Diagnostic and predictive tests are an important component of medical care, and clinicians rely on test results to establish diagnosis and guide patient management.1 Despite their central role in patient care, evaluating the effectiveness of specific tests is challenging. Tests affect clinical outcomes indirectly, through the effect of test results on physicians' diagnostic thinking and subsequent management decisions, making it difficult to ascribe patient outcomes to the use of a particular test. The many existing frameworks for assessing the value of testing propose a stepwise appraisal process, moving from analytic validity (technical test performance), to clinical validity (diagnostic and predictive accuracy), clinical utility (effect on clinical outcomes) and overall cost-effectiveness assessment.2 Primary studies that directly address all components of the assessment framework are very uncommon. Therefore, systematic reviewers are typically faced with the task of putting together the pieces of the puzzle by synthesizing studies that address each component of the framework. While the diagnostic or predictive accuracy of a medical test does not directly inform on the clinical value of testing, it is a crucial piece of the overall puzzle and one that is essential to synthesize in systematic reviews. The level of test accuracy required for tests to have any impact on clinical outcomes depends on their role (replacement, add-on, or triage test), the setting (screening, diagnosis, prognosis/prediction) of test use, and the specific clinical context.3,4 Meta-analysis of test accuracy can provide an estimate of average test accuracy as well as identify patient-, disease- or test-related modifiers of test performance.5

Meta-analyses of test accuracy present particular challenges compared to reviews of randomized trials of therapeutic interventions, not only because the studies reviewed are exclusively observational, but also because of the inherent associations among the metrics of performance. Sensitivity and specificity are likely to be correlated (between studies) because of threshold effects (i.e., because changing the diagnostic threshold affects sensitivity and specificity in opposite directions), necessitating the use of multivariate analytic methods.6 In the presence of such correlation, univariate meta-analyses of sensitivity and specificity may produce “average” values for each metric that are incompatible and have misleading confidence intervals. Only recently have these methods penetrated into common practice and into methodological guidelines aided by their implementation in readily available software.7-11 The large number of metrics that can be used to summarize information on test accuracy has added to the analytic complexity. In addition to sensitivity and specificity, metrics such as the odds ratio,12 area under the receiver operating characteristic (ROC) curve,13 and likelihood ratios have been proposed for the synthesis of studies of test accuracy.5 Finally, clinical heterogeneity is omnipresent because the studies differ so much in their settings, patient disease spectra, and versions of the tests used. This diversity often manifests as statistical heterogeneity. Thus, meta-analyses of test accuracy need to quantify and account for the presence of heterogeneity and allow the exploration of factors that may be causing it.
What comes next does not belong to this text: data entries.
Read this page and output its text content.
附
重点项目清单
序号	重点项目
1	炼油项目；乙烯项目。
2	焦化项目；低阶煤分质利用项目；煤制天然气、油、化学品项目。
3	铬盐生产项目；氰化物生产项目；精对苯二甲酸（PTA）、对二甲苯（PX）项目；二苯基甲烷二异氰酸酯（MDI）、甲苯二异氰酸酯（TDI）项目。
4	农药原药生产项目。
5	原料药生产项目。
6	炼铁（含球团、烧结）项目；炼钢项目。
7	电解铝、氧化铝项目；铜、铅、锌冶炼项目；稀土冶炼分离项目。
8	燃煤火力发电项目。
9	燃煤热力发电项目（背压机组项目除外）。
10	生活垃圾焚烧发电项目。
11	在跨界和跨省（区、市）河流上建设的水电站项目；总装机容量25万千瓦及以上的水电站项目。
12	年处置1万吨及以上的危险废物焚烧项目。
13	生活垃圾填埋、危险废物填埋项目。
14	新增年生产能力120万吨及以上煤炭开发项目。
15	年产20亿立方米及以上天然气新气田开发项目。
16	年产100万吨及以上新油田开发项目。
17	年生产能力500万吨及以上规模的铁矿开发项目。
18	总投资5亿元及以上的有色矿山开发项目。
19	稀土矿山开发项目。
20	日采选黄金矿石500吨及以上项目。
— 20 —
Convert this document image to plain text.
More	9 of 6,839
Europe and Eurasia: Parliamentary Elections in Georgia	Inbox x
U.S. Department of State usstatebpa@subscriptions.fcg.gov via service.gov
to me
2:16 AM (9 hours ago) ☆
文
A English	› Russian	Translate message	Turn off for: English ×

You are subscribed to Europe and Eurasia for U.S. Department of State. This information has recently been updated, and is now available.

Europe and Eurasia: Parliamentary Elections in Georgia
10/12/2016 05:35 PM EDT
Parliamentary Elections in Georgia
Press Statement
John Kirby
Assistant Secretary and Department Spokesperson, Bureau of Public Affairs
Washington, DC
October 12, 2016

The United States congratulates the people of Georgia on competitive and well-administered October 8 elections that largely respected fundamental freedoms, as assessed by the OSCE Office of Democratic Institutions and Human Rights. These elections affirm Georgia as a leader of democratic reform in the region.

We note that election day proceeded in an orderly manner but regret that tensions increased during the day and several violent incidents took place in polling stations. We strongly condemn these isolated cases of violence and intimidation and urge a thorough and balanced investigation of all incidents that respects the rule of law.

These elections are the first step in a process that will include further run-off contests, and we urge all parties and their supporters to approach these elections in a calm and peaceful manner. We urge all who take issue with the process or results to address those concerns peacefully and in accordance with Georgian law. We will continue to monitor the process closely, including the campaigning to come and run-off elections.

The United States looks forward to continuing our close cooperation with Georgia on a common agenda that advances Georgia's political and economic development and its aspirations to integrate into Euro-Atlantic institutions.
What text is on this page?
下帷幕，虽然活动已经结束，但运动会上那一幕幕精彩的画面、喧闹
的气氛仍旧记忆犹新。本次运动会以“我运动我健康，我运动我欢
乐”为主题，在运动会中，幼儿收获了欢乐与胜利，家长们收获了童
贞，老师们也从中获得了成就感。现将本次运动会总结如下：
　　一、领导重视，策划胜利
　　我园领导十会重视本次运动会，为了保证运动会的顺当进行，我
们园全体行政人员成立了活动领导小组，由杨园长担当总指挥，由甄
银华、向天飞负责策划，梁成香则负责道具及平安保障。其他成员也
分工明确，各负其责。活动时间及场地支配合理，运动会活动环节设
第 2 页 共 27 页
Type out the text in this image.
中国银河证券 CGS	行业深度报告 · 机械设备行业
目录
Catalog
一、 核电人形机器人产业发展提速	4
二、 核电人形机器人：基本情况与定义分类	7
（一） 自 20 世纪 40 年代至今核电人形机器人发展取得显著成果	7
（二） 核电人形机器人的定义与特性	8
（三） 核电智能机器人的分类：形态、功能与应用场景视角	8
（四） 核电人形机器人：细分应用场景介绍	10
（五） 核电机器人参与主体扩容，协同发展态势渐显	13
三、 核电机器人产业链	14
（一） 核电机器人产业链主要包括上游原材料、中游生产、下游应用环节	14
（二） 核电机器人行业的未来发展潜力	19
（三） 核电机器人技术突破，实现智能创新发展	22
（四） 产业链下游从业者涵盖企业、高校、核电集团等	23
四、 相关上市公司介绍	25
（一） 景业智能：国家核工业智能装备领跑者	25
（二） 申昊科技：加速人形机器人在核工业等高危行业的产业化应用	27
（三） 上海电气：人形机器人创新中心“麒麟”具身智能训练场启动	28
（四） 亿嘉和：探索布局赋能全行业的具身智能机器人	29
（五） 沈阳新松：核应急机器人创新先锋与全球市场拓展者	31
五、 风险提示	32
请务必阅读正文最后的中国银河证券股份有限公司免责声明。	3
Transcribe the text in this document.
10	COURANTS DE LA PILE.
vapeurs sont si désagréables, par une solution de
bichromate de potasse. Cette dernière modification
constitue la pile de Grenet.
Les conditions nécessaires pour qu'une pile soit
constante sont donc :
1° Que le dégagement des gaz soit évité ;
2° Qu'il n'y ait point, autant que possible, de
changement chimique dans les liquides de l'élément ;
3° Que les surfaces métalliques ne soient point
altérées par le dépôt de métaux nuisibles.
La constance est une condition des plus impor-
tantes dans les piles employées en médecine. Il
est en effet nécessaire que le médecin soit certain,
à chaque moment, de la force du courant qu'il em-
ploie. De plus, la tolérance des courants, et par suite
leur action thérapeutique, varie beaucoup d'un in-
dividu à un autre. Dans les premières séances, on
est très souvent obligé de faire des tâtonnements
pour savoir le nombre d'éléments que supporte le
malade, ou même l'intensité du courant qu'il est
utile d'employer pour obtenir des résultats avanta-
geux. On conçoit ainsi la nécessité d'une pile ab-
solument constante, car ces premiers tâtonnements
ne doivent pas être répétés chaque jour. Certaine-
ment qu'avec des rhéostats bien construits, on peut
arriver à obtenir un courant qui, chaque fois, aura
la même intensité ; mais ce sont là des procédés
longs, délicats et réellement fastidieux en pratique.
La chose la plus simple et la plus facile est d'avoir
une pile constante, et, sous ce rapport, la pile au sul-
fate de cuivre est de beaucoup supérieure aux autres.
Early on, it was recognized that the quality of medical test accuracy studies was often inadequate.14,15 Many items typically considered in the appraisal of studies of therapeutic interventions, such as the use of randomization, blinding of patients to the interventions used, or allocation concealment, do not apply to studies of test accuracy. A number of studies have investigated study design and reporting items that may affect estimated test accuracy, but the evidence on which items are most important is inconclusive.16-18 Drawing on empirical evidence and expert opinion on the quality assessment of accuracy studies, the Quality Assessment of Diagnostic Accuracy Studies (QUADAS) tool was developed and published in November 2003.19,20 This tool has now been validated for use in systematic reviews of diagnostic tests.21 Further, a reporting checklist for primary studies of test accuracy, the Standards for the Reporting of Diagnostic Accuracy Studies (STARD),22,23 was also published in January 2003. Although the checklist was intended as a guide for the reporting of primary research studies on diagnostic tests, the 25 STARD items pertaining to the design, analysis, and reporting of studies are often used to develop items for quality assessment in systematic reviews. As QUADAS and STARD have now been available for some time, it is reasonable to assess their impact on quality assessment methods in meta-analyses of medical tests.

Along with the overall number of meta-analytic publications, the number of meta-analyses of test accuracy studies has skyrocketed, increasing from fewer than 10 per year in the early 1990s to almost 100 publications per year in recent years. The question therefore appears to have shifted from whether meta-analysis of medical test accuracy studies is useful,24 to what methods are best for undertaking such analyses, in terms of study identification and selection, assessment of study quality, statistical analysis and reporting. This report is the first in a series of three on meta-analysis of test accuracy, conducted by the Tufts Evidence-based Practice Center under contract with AHRQ. For this project we performed a systematic overview of meta-analyses of medical test accuracy, to assess the current state of the literature and evaluate trends over time in the methods and reporting of such studies. Here, we aimed to produce a descriptive summary of the current state of the literature of applied meta-analyses, with a focus on methods and reporting. Subsequent reports in this series will include an empirical assessment of alternative analytic methods and the development of novel methods for the analysis of diagnostic test networks.